Madame, monsieur du Parti socialiste
Vous appelez les Français à participer à l'élaboration de votre programme. Voici la contribution des 6 millions de consommateurs de Cannabis.
Car les adhérents et sympathisants du CIRC, que je représente, ont avec vous un point commun, un désir d'avenir, un désir d'un autre avenir. Car le présent des consommateurs de Cannabis n'est pas rose : circulation de produits frelatés voir dangereux, violence du marché noir, stigmatisation continuelle des pouvoirs publics de l'UMP, répression exacerbée avec 147 000 infractions constatées l'année dernière, des millions d'euros d'amendes distribuées, des centaines d'années de prison et tout cela pour rien.

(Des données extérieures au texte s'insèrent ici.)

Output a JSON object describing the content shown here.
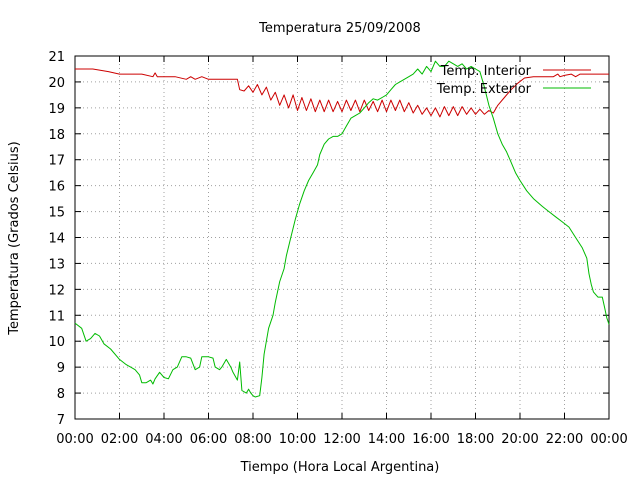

Pour rien parce que le trafic continue, parce que le nombre de consommateurs ne diminue pas, parce que le nombre et la quantité de drogues (drogues synthétiques, cocaïne boostée, ...) mises sur le marché illégal ne diminue pas. Concernant les risques réels que peut comporter la consommation des drogues pour la santé, rien de tangible non plus depuis 2002.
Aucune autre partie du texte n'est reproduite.